Академик с помощью двух препараторов собирал громоздкий прибор на двух высоких штативах. Черные лапы одного штатива осторожно сжимали хрупкое горлышко колбы, из нее вился стеклянный змеевик, другие черные лапы держали его наверху, от змеевика наискось, сверху вниз шла трубка к другому штативу, где тоже было собрано высокое сооружение, увенчанное большей колбой с жидкостью солнечного цвета. Трубке, которая шла наискось от одного штатива к другому, требовалось охлаждение. Один препаратор возился у одного штатива, другой — у другого. Посредине стоял академик со стеклянным холодильником в руках. Его надо было надеть на трубку. Один препаратор что-то не так завинтил.
— Подождите, я сам! — сказал академик. Он оглянулся — куда бы деть холодильник? И увидел внимательные, сосредоточенные глаза мальчика. Откуда этот мальчик, академика ничуть не интересовало, но ясно было, что доверить холодильник этому мальчику можно. — Подержи, пожалуйста!
И брат получил из рук академика драгоценный, сверкающий дар. Он замер. Он держал и не дышал. А когда холодильник у него взяли, он уже был здесь в другом положении — он помогал. И даже позволил себе сказать: «Давайте я подержу!» А препараторы, которым не хватало рук, давали ему подержать то притертую соединительную пробку со вставленной в нее трубкой, то колбу, то змеевик.

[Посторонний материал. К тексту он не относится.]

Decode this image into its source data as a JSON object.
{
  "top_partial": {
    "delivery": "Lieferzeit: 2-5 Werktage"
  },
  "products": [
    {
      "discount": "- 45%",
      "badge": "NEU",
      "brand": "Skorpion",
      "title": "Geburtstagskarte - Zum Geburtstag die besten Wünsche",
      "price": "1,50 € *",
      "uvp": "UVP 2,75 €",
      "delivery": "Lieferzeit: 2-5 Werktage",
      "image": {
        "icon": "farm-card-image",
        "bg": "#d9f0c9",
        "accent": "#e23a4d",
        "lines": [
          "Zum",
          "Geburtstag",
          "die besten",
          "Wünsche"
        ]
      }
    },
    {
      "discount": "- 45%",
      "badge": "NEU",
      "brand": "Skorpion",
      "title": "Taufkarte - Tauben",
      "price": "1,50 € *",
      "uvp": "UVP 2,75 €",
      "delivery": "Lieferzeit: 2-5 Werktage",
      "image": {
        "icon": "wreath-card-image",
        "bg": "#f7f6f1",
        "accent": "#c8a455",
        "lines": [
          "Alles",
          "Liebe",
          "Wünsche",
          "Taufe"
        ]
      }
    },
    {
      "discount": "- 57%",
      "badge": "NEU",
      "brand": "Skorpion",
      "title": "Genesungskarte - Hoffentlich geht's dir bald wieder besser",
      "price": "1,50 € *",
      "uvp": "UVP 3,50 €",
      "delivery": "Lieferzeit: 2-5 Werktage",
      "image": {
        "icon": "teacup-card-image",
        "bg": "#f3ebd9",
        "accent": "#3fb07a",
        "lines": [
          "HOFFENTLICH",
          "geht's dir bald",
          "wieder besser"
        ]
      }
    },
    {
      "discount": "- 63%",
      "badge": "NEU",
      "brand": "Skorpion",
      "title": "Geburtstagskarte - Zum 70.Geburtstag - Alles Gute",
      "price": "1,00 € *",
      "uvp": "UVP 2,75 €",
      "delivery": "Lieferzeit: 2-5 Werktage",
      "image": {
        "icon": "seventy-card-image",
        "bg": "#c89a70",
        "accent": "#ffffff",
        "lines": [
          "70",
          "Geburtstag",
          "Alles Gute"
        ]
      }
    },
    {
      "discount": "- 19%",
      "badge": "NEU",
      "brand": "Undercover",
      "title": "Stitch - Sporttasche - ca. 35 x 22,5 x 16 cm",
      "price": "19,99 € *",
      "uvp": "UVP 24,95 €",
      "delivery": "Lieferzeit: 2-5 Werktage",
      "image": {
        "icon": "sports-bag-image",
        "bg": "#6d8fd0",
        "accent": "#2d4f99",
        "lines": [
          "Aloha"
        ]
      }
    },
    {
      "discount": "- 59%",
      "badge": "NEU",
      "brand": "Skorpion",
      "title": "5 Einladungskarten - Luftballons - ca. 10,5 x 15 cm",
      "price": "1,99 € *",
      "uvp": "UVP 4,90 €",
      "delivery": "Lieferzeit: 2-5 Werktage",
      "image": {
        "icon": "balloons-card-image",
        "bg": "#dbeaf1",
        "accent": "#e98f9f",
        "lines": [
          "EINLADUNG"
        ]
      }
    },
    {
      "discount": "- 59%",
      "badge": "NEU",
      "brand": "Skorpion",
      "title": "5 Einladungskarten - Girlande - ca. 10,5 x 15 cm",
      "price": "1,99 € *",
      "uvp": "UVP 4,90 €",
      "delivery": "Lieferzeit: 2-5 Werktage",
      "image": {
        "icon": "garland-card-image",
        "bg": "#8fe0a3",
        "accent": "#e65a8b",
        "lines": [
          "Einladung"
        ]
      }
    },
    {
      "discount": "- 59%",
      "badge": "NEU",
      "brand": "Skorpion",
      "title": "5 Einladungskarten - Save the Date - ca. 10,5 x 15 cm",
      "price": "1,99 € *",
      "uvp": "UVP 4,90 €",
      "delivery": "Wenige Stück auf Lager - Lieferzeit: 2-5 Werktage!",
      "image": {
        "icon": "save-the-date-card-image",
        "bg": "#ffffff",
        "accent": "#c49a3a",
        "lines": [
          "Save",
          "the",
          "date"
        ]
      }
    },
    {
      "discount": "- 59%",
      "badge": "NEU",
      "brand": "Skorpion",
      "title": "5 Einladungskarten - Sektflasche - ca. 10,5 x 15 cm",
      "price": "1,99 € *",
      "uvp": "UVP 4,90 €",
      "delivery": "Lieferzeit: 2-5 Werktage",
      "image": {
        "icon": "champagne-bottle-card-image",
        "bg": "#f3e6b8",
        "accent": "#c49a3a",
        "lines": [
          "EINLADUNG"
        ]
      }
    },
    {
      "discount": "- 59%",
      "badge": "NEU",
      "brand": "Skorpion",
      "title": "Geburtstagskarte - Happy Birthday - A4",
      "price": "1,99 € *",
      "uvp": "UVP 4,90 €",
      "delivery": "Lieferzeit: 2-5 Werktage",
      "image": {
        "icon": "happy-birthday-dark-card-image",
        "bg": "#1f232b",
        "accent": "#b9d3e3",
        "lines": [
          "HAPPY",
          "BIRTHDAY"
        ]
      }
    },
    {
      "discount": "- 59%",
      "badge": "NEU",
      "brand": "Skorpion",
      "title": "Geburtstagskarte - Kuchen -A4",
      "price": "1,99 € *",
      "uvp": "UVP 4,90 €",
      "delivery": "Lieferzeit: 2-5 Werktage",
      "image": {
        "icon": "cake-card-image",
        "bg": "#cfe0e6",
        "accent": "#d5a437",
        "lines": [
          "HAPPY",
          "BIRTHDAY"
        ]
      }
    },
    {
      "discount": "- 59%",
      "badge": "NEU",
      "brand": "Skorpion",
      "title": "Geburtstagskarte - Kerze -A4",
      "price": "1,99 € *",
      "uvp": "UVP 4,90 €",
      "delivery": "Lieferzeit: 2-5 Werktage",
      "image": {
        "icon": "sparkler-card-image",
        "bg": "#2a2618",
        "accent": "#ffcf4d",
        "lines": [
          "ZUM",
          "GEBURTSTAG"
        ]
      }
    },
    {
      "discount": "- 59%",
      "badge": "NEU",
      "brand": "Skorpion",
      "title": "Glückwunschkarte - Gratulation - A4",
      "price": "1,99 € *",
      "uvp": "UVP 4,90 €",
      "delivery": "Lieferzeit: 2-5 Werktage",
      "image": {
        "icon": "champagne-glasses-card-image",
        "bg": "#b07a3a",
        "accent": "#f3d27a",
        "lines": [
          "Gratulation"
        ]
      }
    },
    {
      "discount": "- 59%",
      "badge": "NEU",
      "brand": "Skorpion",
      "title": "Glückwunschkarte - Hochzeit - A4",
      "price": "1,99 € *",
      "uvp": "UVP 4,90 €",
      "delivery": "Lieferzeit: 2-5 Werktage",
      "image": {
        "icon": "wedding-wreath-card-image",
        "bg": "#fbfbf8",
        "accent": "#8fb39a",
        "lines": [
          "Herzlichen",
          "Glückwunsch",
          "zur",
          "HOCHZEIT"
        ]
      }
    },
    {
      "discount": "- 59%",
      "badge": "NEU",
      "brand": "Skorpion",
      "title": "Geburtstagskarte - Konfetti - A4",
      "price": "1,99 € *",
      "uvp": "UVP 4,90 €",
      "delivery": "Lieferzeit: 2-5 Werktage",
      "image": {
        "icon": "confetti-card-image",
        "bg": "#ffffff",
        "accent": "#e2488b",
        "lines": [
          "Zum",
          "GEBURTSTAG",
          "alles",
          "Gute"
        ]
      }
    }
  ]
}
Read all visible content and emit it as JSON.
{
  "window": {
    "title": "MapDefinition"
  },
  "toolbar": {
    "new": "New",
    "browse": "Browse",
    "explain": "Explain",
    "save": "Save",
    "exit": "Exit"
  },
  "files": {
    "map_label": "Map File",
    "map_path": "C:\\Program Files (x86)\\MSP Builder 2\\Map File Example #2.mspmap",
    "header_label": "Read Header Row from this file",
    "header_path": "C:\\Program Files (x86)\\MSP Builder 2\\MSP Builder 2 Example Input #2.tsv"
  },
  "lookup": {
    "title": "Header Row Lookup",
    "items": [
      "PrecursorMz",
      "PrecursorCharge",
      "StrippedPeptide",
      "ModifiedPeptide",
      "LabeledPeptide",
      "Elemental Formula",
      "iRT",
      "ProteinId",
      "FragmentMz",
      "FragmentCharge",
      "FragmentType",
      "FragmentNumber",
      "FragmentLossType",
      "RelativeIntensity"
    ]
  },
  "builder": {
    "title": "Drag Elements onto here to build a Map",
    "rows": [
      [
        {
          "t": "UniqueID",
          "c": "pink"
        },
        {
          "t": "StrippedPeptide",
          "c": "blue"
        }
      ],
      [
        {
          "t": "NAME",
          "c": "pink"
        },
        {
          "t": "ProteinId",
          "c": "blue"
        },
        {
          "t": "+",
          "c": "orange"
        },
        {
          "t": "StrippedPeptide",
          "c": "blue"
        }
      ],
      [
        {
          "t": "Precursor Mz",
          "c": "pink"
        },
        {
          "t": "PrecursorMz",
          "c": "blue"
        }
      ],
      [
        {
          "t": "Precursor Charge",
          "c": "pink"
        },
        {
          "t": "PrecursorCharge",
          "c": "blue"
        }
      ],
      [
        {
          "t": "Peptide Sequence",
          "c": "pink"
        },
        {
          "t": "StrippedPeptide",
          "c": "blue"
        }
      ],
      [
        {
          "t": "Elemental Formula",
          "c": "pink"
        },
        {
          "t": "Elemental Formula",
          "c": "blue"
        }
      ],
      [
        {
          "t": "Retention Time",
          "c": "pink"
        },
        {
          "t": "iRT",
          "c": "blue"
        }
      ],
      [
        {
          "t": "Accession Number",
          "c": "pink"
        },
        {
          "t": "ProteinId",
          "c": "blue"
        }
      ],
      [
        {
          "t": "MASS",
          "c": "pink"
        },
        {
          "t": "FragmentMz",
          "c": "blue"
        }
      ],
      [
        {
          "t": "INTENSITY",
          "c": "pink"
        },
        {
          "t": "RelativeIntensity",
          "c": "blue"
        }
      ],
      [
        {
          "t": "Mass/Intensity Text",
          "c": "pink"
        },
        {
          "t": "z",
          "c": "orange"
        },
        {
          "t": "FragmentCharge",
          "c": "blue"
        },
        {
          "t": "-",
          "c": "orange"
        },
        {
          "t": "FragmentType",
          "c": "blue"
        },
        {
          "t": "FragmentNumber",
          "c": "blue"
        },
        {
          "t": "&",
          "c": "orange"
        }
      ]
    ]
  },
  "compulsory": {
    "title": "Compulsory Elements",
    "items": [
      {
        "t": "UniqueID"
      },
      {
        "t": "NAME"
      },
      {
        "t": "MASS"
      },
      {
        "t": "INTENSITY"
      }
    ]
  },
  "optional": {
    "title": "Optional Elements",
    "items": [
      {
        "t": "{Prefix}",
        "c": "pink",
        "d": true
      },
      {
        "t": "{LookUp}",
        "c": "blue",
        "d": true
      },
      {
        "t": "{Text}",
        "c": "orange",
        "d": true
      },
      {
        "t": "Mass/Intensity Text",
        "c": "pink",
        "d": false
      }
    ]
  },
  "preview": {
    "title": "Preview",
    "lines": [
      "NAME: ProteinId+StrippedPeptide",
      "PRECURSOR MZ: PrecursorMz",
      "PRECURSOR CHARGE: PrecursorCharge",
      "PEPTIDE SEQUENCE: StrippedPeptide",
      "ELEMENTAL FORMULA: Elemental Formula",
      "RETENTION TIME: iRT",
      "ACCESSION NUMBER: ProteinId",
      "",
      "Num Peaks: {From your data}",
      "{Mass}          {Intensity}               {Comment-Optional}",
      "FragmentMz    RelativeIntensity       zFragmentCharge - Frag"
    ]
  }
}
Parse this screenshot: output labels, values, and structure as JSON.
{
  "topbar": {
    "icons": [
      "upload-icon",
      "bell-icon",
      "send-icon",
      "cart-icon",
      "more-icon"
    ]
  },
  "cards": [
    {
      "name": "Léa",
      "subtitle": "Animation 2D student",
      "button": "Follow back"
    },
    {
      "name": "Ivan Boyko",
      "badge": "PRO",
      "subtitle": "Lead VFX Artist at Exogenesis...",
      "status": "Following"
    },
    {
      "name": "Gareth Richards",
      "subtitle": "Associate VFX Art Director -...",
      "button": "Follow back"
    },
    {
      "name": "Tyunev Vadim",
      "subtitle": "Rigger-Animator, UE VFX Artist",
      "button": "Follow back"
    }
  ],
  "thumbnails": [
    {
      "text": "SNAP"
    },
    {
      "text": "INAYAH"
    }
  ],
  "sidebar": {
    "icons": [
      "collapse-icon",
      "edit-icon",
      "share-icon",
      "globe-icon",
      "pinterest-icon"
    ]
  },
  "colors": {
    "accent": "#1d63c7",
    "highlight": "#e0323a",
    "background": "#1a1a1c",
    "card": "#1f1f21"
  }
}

— Сегодня мы собирали прибор у академика Ч., — сказал мне вечером брат как можно небрежнее, чтобы сильнее меня поразить.
Теперь он стал все реже и реже говорить со мной на химические темы. Сперва я обижалась, что он изменяет мне с мальчиками-химиками, но постепенно поняла — ведь в придачу к тому миру, в котором живем мы все, у брата появился еще один мир, невидимый нам, но вполне ощутимый для него. Брат уже хорошо научился «видеть» невидимое. Он уже перешагнул порог этого мира и начал осваиваться с его законами. А я осталась.
Да, мне не угнаться за братом, а он там, в своем химическом мире, должен неизбежно встречаться с товарищами, которые в нем свои люди.
Я еще бывала в «нашей лаборатории», мыла там посуду… Конечно, я была «другом химической мысли», но другом — и только.